I have come to realize a few things. You have all probably noticed that I am shooting a lot less these days? Well, part of the reason is I have been extremely busy with our move and renovations but also..
I believe school has changed me. It seems that it robbed me of my creativity, and my drive to “just try” this or that. While in school I think I was too busy to be creative, ( because for me it takes time) I was too rushed in order to get things done in time. Too worried about being “wrong”. Now out of school, I am thinking about it way too much instead of just doing. I am worried about being wrong or not perfect and it has taken all the fun out of it. and! I am constantly trying to recall all the information that was jammed into my head.
I thought I would walk out of there with lots of confidence and a bit of a know it all.. ( but not a snotty one! haha) I just mean knowing what I was doing technically without thinking so hard so that I can just concentrate on the people and things I am photographing. I do know a lot more and it has become easier but it is gained with time and experience .. so needless to say, that is what I need to do!
I have spent the last month stressed & trying to get us settled into our new home and setting up my studio. I need it functional so that I can start making some money. Which brings me to the other thing I realized. I need to start making money and that puts even more pressure on “doing it right” and hurry up about it! I need to advertise and get known here, stop worrying about whether I am good enough and just do it. It takes time though, so unless I suddenly get busy I will be finding a job to supplement my income for now. That will help take the pressure off and allow me to just have fun with it.
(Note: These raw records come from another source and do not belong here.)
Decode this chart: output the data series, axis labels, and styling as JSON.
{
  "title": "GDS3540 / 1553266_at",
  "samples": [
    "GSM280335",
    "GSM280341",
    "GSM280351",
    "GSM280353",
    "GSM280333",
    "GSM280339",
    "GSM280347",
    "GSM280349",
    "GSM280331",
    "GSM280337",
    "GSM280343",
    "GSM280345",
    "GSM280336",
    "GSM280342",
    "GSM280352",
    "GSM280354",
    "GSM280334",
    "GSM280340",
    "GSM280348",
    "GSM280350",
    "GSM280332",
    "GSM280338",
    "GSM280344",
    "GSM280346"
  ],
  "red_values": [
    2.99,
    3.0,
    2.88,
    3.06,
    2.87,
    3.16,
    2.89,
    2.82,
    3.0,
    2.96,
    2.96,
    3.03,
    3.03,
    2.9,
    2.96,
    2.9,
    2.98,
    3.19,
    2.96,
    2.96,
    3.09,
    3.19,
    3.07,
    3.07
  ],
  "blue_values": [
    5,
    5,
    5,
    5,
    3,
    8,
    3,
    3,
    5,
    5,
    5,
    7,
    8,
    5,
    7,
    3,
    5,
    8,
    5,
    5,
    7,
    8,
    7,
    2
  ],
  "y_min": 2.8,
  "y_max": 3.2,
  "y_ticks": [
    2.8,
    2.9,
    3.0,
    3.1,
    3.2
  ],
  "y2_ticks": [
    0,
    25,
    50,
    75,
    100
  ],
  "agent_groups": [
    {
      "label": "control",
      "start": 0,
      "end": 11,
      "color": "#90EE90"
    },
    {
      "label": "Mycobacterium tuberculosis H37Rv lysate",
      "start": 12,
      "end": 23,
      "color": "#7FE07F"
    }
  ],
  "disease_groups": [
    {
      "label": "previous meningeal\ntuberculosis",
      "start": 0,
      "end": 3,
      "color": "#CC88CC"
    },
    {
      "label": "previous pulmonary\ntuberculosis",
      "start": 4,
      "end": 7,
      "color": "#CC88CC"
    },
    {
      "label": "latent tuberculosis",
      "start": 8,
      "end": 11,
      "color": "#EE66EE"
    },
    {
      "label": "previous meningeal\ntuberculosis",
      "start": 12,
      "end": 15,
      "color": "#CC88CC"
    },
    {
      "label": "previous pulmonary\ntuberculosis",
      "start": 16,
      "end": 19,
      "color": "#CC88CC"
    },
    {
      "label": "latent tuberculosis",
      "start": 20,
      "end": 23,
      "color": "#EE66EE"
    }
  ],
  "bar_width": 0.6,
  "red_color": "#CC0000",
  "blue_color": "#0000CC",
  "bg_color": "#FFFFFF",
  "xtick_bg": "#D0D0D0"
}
I have also realized I am homesick for some things. Of course, I miss my family & friends and seeing them whenever I want, and seeing a friendly face wherever you go. I miss working at the animal shelter with my kids. I miss the shorter travel time for Chris to go to and from work. I miss the ability to just hop on a quad and go. Photography wise.. I miss seeing the sun actually going down to the horizon and the beautiful sunsets with it. I miss the snow (not the cold!) just the white trees, the crisp clean landscape (and backdrop). That could be because we have only had one snowfall here so far and it was just a day of soggy snow. Nothing but rain & gloomy clouds for the past couple of months. I also miss the wide open spaces with nobody in them. You could pretty much go out and photograph anywhere and not have to worry about people being there. I am sure I can find that here too, its just a matter of getting out there and finding it. There are a lot of things that I love about here & I am so grateful that we could be here, I am just missing those parts of the north right now and wishing that it wasn’t so far away.
To conclude this little tell all post, hopefully you will be seeing a lot more from me as I shoot more, think less and have fun again. I need newborns, beautiful expectant moms, babies, kids, families & couples in love. I need to get out and find the breathtaking scenery and make some art. I will be going up to the mountains to visit the snow! I need to play in my studio and experiment with all the artsy shots I wanted to try. I need to see more of my work in print (and maybe even sell some). I need to just shoot and love it again. So that is what I shall do.
I have some very special visitors coming for Christmas to look forward to!! ( so excited!!!!!) and I hope to get back home for a visit in the spring!
Thanks again for all your support, it means so very much to me!
PS: As I was finishing up this post and about to sign out – the sun came out! A sign? I think so 🙂 Have a great day everyone!